Games: Lego 2K Drive's polished racing mechanics spoiled by in-game purchases

Neil McGreevy
Lego 2K Drive


Lego 2K Drive (Multi)
By: 2K

CARS and Lego have gone hand-in-hand since the Danish bricks first terrorised bare feet. And long before all the movie-themed nonsense, Lego Technic had kids of the 1980s constructing custom rides with working pistons, gearboxes and battery-powered wheels. Hell, at eight-years-old, I could fashion a decent rack and pinion steering system. And now my love for all things Lego-motive comes full circle with 2K Drive.
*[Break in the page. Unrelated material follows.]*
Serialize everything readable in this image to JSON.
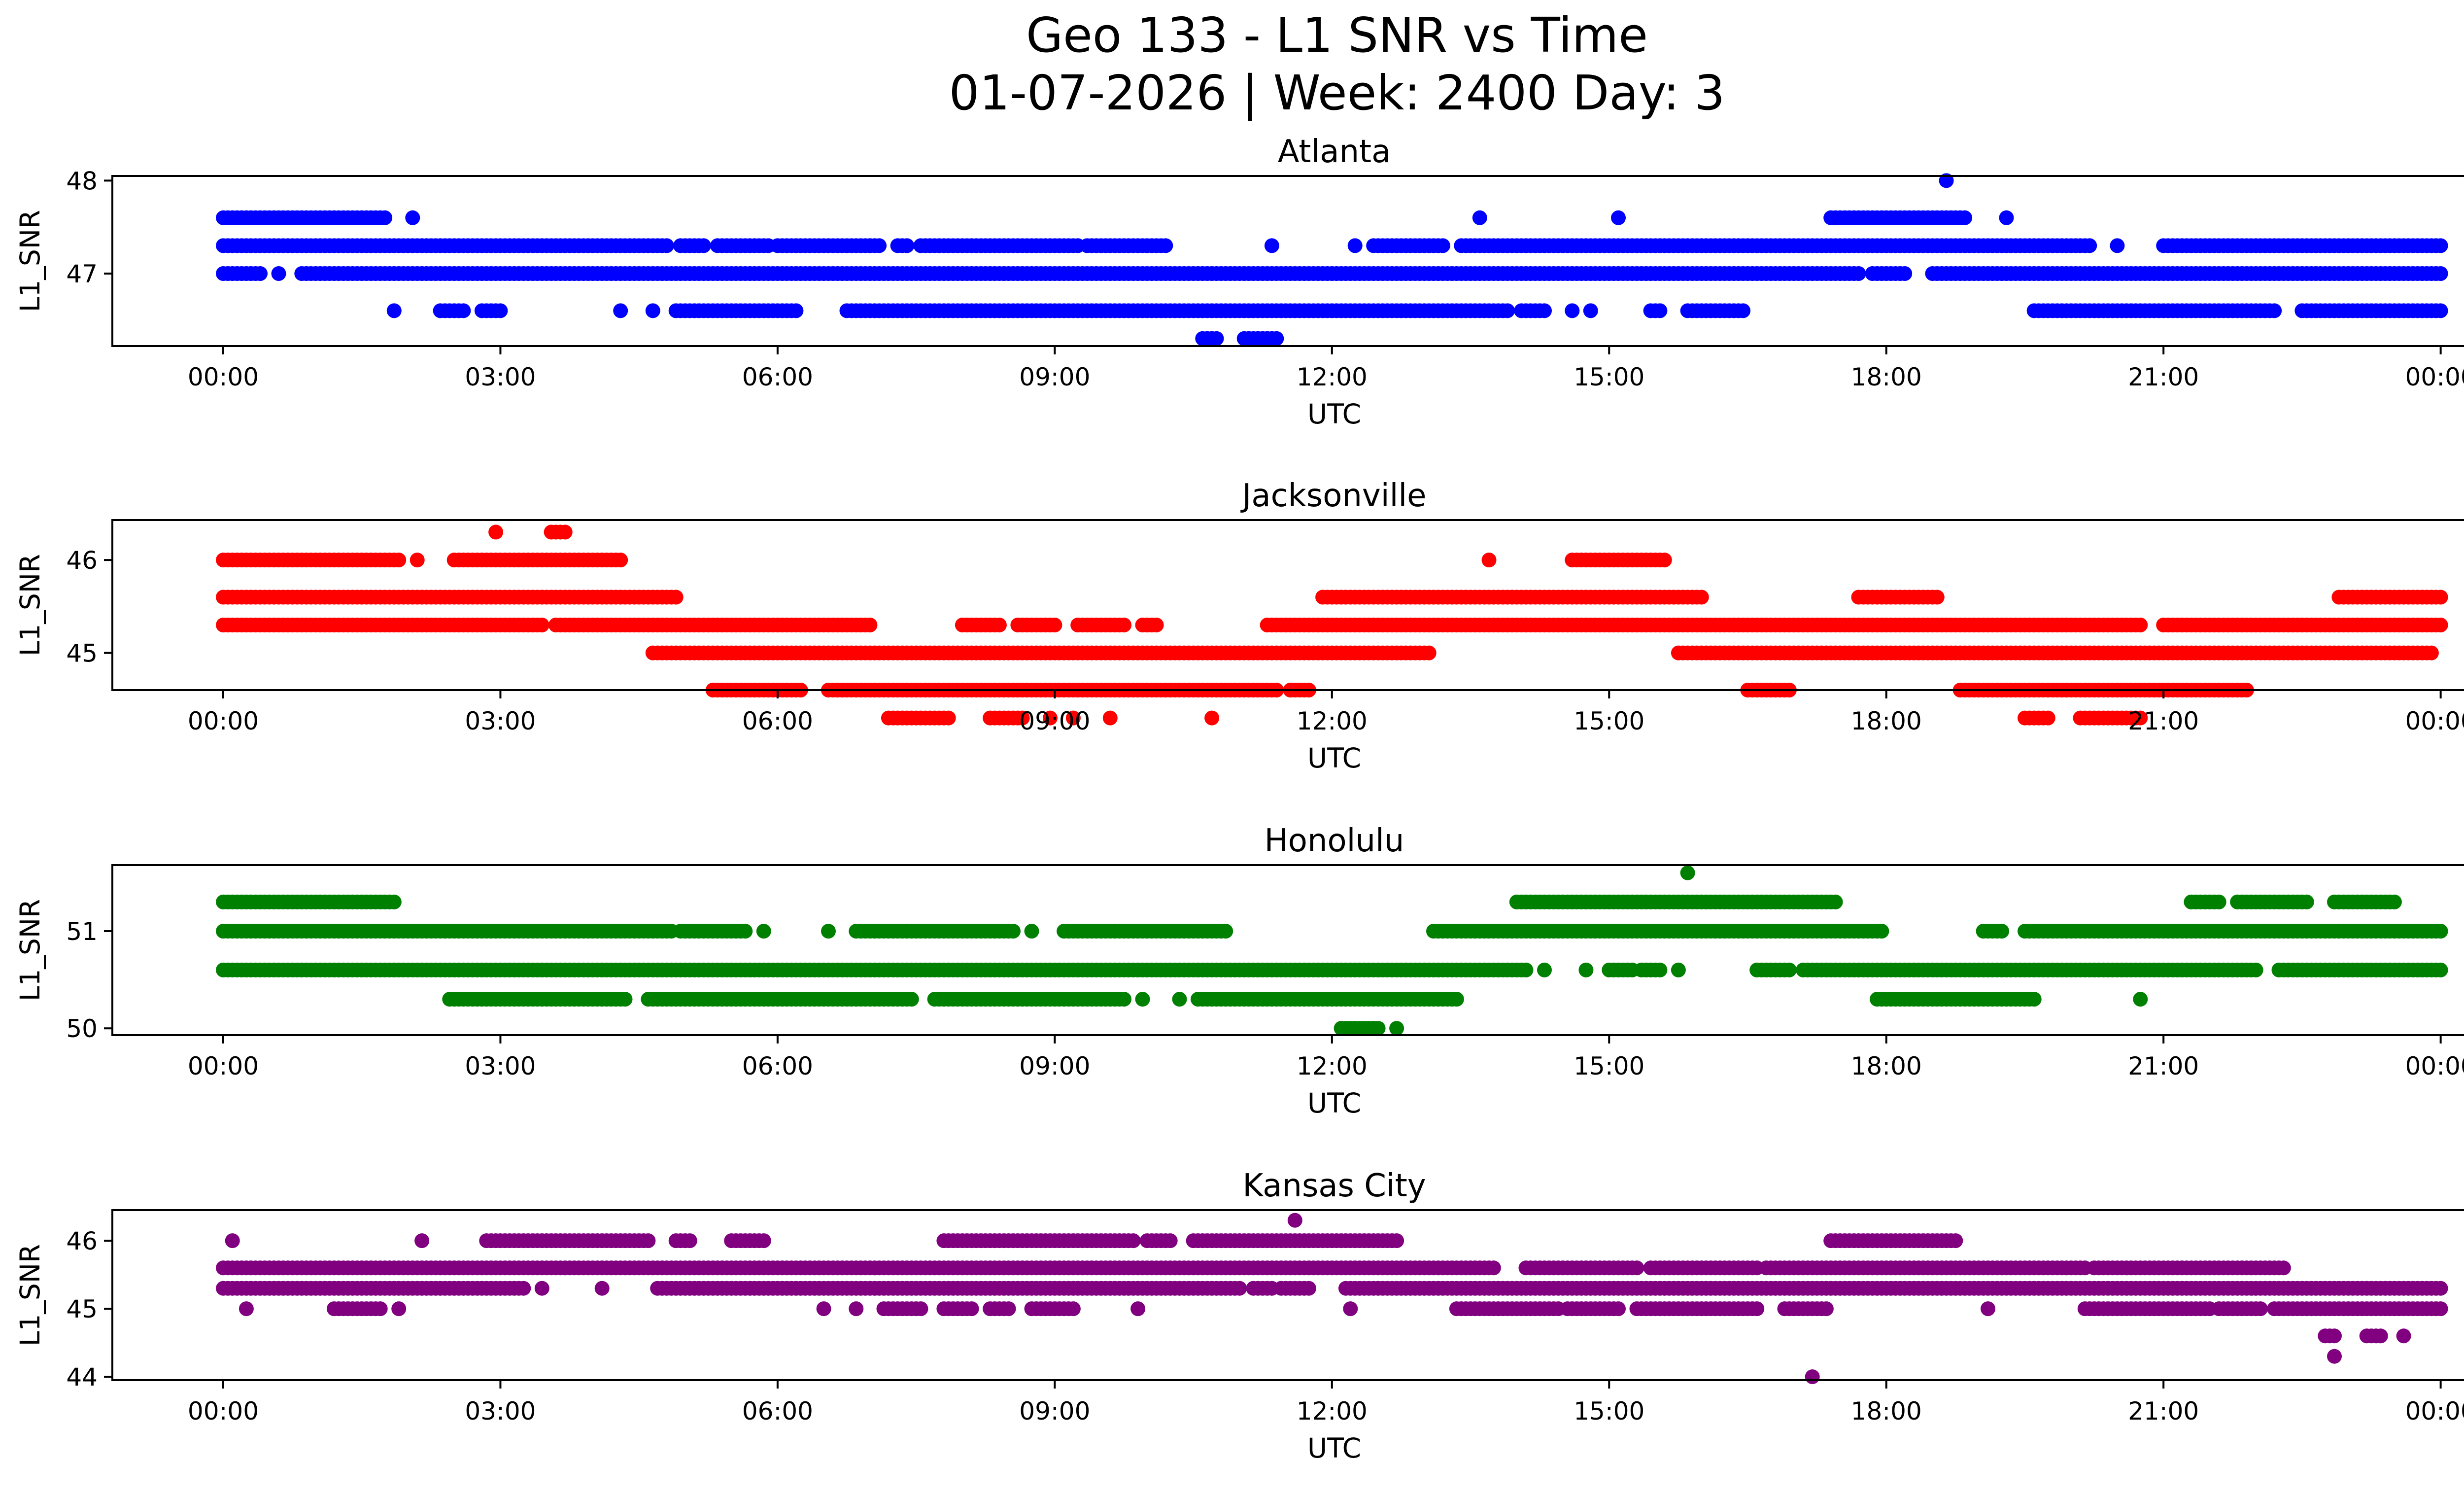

Lego's recent videogames have been synonymous with yuk-filled takes on everything from Star Wars and Indiana Jones to Harry Potter, but with 2K Drive the Danish toychest returns to the heady 1990s days of Lego Racers with a take on Mario Kart that features cars made of more cheap plastic than a Dacia. Gentlemen, stud your engines and hit the yellow brick road...

While muscling-in on Mario Kart's tarmac, this is more Forza Horizon with plastic surgery as players start their racing career in Bricklandia, taking on rivals across a quartet of themed environments and with up to four online pals in tow.

Lego 2K Drive


Veering off-road sees cars morph into buggies while hitting the water transforms your jalopy into a speedboat for multi-terrain battles. Crashing into obstacles rewards players with boost refills and collectibles, while punchy power-ups like missiles and machine guns help keep rivals off your tail.

A series of standalone islands, Bricklandia also offers lashings of side-missions, from saving its denizens from alien invaders to tackling giant spiders en route to lifting the coveted Sky Cup.

2K Drive's secret weapon, of course, is its car customisation – this is Lego, after all – and players are free to let their imagination run riot with a variety of bricks to craft the car, boat or quad bike of their dreams. But this is where things begin to sour.

Lego 2K Drive


If you thought stepping on a brick in your socks was the worst way Lego could gouge you – think again. 2K Drive is the great block 'n' roll swindle, targeting the Bank of Mum and Dad with an in-game store that doles out its Brickbux currency and exclusive items for cold, hard cash.

Remember – this is already a full-price game. For the right price, Lego will give you the horn, and anything else, for that matter, from new vehicles, figures, engines and assorted tat – all available alongside a heavily-promoted paid season pass.

Of course, you can always earn Brickbux in-game, but this involves a deliberate grind, and the temptation to whip out a credit card lingers. Nintendo players get it even worse, with physical copies of the Switch version simply a code in an empty box.

With polished racing mechanics and a creation tool that's sure to fire the imagination of young petrolheads, it's a shame that 2K Drive's predatory microtransactions spoil the block party.

Like many an errant Lego brick, 2K Drive should be consigned to the Hoover bag.